Hiç kimse cezasız kalmamalıdır. Ellerini kollarını sallayarak aramızda gezdirilmemelidir. Savcılarımız üzerlerine düşen görevi yerine getirmelidirler. Suçlular cezasız kalmamalıdır. Uzun lafın kısası, depremle ilgili şu eksik, bu eksik demeye zülüm yoktur. Eldeki yasaları doğru dürüst uyguladığımız zaman, bugün karşılaştığımız acılar en aza indirecek yeterliliktedir.

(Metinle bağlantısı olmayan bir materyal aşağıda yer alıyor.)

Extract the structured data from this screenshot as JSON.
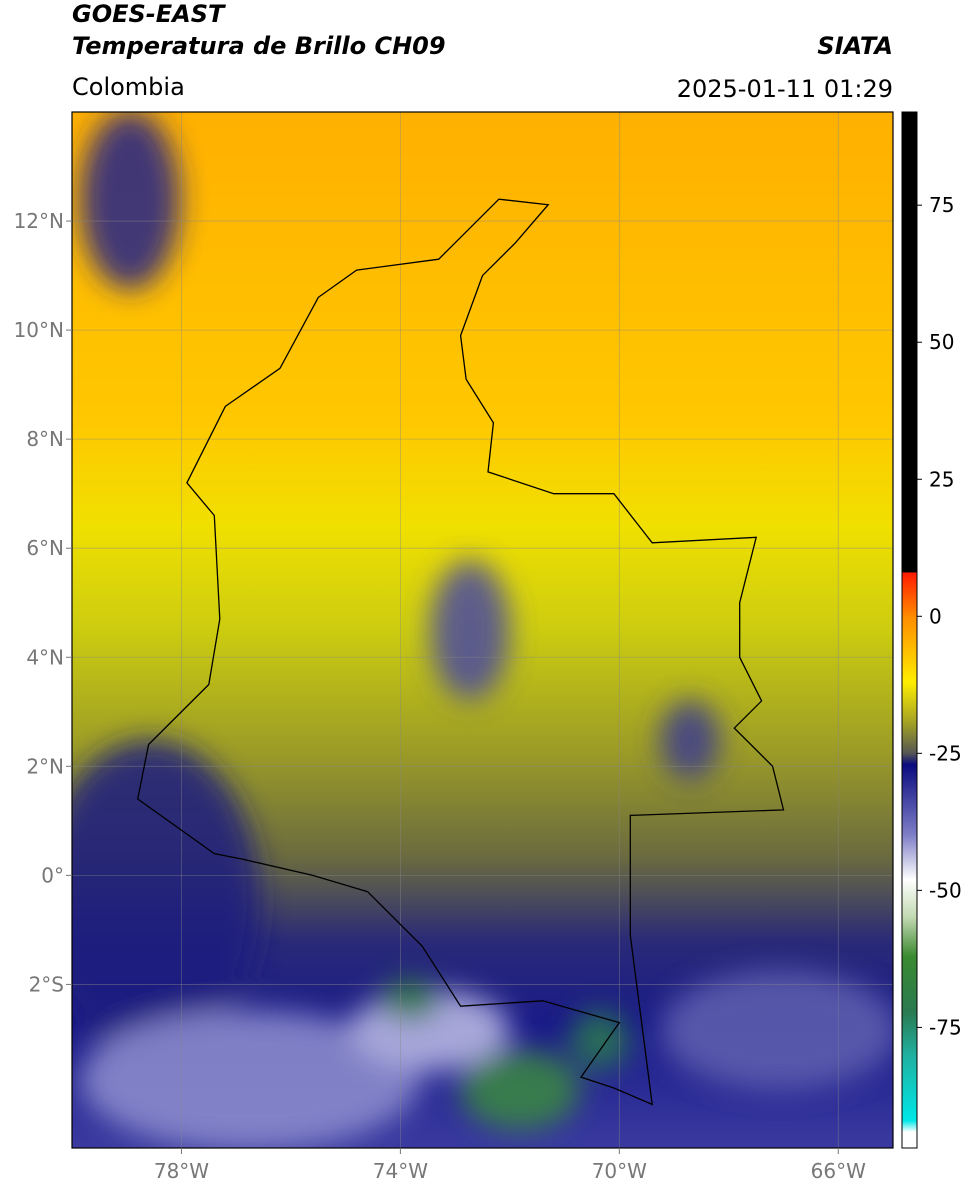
{
  "header": {
    "title": "GOES-EAST",
    "subtitle": "Temperatura de Brillo CH09",
    "source": "SIATA",
    "region": "Colombia",
    "datetime": "2025-01-11 01:29"
  },
  "map": {
    "xlim": [
      -80,
      -65
    ],
    "ylim": [
      -5,
      14
    ],
    "grid": true,
    "xticks": [
      {
        "value": -78,
        "label": "78°W"
      },
      {
        "value": -74,
        "label": "74°W"
      },
      {
        "value": -70,
        "label": "70°W"
      },
      {
        "value": -66,
        "label": "66°W"
      }
    ],
    "yticks": [
      {
        "value": 12,
        "label": "12°N"
      },
      {
        "value": 10,
        "label": "10°N"
      },
      {
        "value": 8,
        "label": "8°N"
      },
      {
        "value": 6,
        "label": "6°N"
      },
      {
        "value": 4,
        "label": "4°N"
      },
      {
        "value": 2,
        "label": "2°N"
      },
      {
        "value": 0,
        "label": "0°"
      },
      {
        "value": -2,
        "label": "2°S"
      }
    ]
  },
  "colorbar": {
    "lim": [
      -97,
      92
    ],
    "ticks": [
      75,
      50,
      25,
      0,
      -25,
      -50,
      -75
    ],
    "colormap": [
      [
        92,
        "#000000"
      ],
      [
        8,
        "#000000"
      ],
      [
        8,
        "#ff1a00"
      ],
      [
        0,
        "#ff8c00"
      ],
      [
        -12,
        "#ffee00"
      ],
      [
        -20,
        "#9a9a28"
      ],
      [
        -25,
        "#555555"
      ],
      [
        -27,
        "#0a0a80"
      ],
      [
        -40,
        "#8080c8"
      ],
      [
        -48,
        "#ffffff"
      ],
      [
        -55,
        "#c0d8b0"
      ],
      [
        -62,
        "#3a8a30"
      ],
      [
        -72,
        "#2a7a50"
      ],
      [
        -80,
        "#20b0a0"
      ],
      [
        -92,
        "#00e8e8"
      ],
      [
        -94,
        "#ffffff"
      ],
      [
        -97,
        "#ffffff"
      ]
    ]
  }
}
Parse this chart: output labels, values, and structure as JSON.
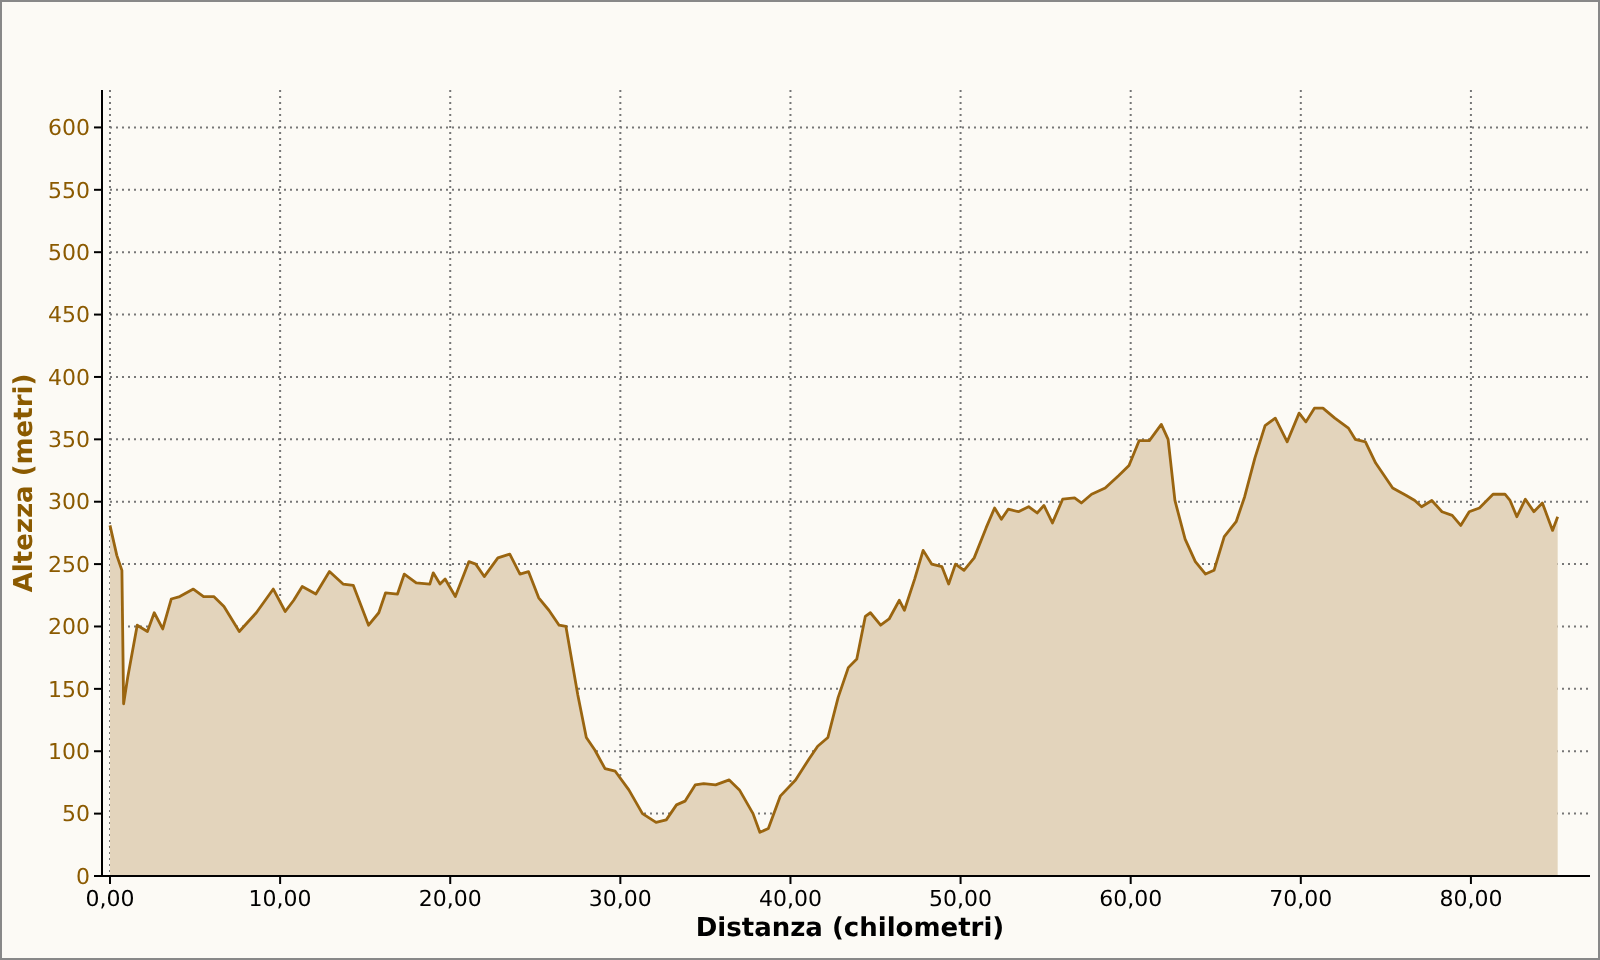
{
  "chart_data": {
    "type": "area",
    "xlabel": "Distanza (chilometri)",
    "ylabel": "Altezza (metri)",
    "xlim": [
      0,
      87
    ],
    "ylim": [
      0,
      630
    ],
    "xticks": [
      {
        "value": 0,
        "label": "0,00"
      },
      {
        "value": 10,
        "label": "10,00"
      },
      {
        "value": 20,
        "label": "20,00"
      },
      {
        "value": 30,
        "label": "30,00"
      },
      {
        "value": 40,
        "label": "40,00"
      },
      {
        "value": 50,
        "label": "50,00"
      },
      {
        "value": 60,
        "label": "60,00"
      },
      {
        "value": 70,
        "label": "70,00"
      },
      {
        "value": 80,
        "label": "80,00"
      }
    ],
    "yticks": [
      0,
      50,
      100,
      150,
      200,
      250,
      300,
      350,
      400,
      450,
      500,
      550,
      600
    ],
    "grid": true,
    "series": [
      {
        "color": "#9a6510",
        "x": [
          0,
          0.4,
          0.7,
          0.8,
          1.05,
          1.6,
          2.2,
          2.6,
          3.1,
          3.6,
          4.1,
          4.9,
          5.5,
          6.1,
          6.7,
          7.6,
          8.6,
          9.6,
          10.3,
          10.8,
          11.3,
          12.1,
          12.9,
          13.7,
          14.3,
          15.2,
          15.8,
          16.2,
          16.9,
          17.3,
          18,
          18.8,
          19,
          19.4,
          19.7,
          20.3,
          21.1,
          21.5,
          22,
          22.8,
          23.5,
          24.1,
          24.6,
          25.2,
          25.8,
          26.4,
          26.8,
          27.5,
          28,
          28.5,
          29.1,
          29.7,
          30.5,
          31.3,
          32.1,
          32.7,
          33.3,
          33.8,
          34.4,
          34.9,
          35.6,
          36.4,
          37,
          37.8,
          38.2,
          38.7,
          39.4,
          40.3,
          41.1,
          41.6,
          42.2,
          42.8,
          43.4,
          43.9,
          44.4,
          44.7,
          45.3,
          45.8,
          46.4,
          46.7,
          47.3,
          47.8,
          48.3,
          48.9,
          49.3,
          49.7,
          50.2,
          50.8,
          51.5,
          52,
          52.4,
          52.8,
          53.4,
          54,
          54.5,
          54.9,
          55.4,
          56,
          56.7,
          57.1,
          57.7,
          58.5,
          59.3,
          59.9,
          60.5,
          61.1,
          61.8,
          62.2,
          62.6,
          63.2,
          63.8,
          64.4,
          64.9,
          65.5,
          66.2,
          66.7,
          67.3,
          67.9,
          68.5,
          69.2,
          69.9,
          70.3,
          70.8,
          71.3,
          72,
          72.8,
          73.2,
          73.8,
          74.4,
          75.4,
          76.2,
          76.7,
          77.1,
          77.7,
          78.3,
          78.9,
          79.4,
          79.9,
          80.5,
          81.3,
          82,
          82.3,
          82.7,
          83.2,
          83.7,
          84.2,
          84.8,
          85.1
        ],
        "values": [
          281,
          257,
          245,
          138,
          160,
          201,
          196,
          211,
          198,
          222,
          224,
          230,
          224,
          224,
          216,
          196,
          211,
          230,
          212,
          221,
          232,
          226,
          244,
          234,
          233,
          201,
          211,
          227,
          226,
          242,
          235,
          234,
          243,
          234,
          238,
          224,
          252,
          250,
          240,
          255,
          258,
          242,
          244,
          223,
          213,
          201,
          200,
          145,
          111,
          101,
          86,
          84,
          69,
          50,
          43,
          45,
          57,
          60,
          73,
          74,
          73,
          77,
          69,
          50,
          35,
          38,
          64,
          77,
          94,
          104,
          111,
          143,
          167,
          174,
          208,
          211,
          201,
          206,
          221,
          213,
          238,
          261,
          250,
          248,
          234,
          250,
          245,
          255,
          279,
          295,
          286,
          294,
          292,
          296,
          291,
          297,
          283,
          302,
          303,
          299,
          306,
          311,
          321,
          329,
          349,
          349,
          362,
          350,
          301,
          270,
          252,
          242,
          245,
          272,
          284,
          304,
          335,
          361,
          367,
          348,
          371,
          364,
          375,
          375,
          367,
          359,
          350,
          348,
          331,
          311,
          305,
          301,
          296,
          301,
          292,
          289,
          281,
          292,
          295,
          306,
          306,
          301,
          288,
          302,
          292,
          299,
          277,
          288
        ]
      }
    ]
  }
}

Dikkatinizi çekiyor mu bilmem. Bir de ülkemizin acı gerçeği kaçak inşaat işlerimizdir. Vatandaş kaçak inşaat yapıyor. Kimi zaman ormanları yakıyor. Açtığı alanlara inşaatını yapıyor. Göl manzaralı, deniz manzaralı, orman manzaralı, yayla yerlerimize kaçak inşaatlar yapıyor. Şehrin göbeğinde kaçak inşaatlar yapıyor. Bir değil, onlarca kaçak inşaatlar yapılıyor. Aradan yıllar geçiyor. Aylar geçiyor. Birinin aklına esti mi aldırıyor bir yıkım kararı. Polis jandarma eşliğinde adamların evlerini başlarına yıkıyorlar.
Uzaydan bir yerin bulunduğu yeri görülüyor. Senin bahçende tarlanda ne ekili olduğunu görüyor. Sen şehrinde kasabanda yapılan kaçak inşaatı görmüyorsun. Aklına esince de geliyor. Adamın evini başına yıkıyorsun. Oldu mu bu şimdi? Olmadı. Doğru olmadı. Yapmak suçtur. Doğru. Yapanı görmemek, görevini kötüye kullanmak ta suçtur.
Demek istediğim o ki bu görevini zamanında yapmayan belediye ve belediyenin ilgili birimleri suçludur. Önce bunları cezalandır. Sonra da vatandaşı cezalandır. Yapanın da yaptıranın da yaptığı yanına kâr kalmasın.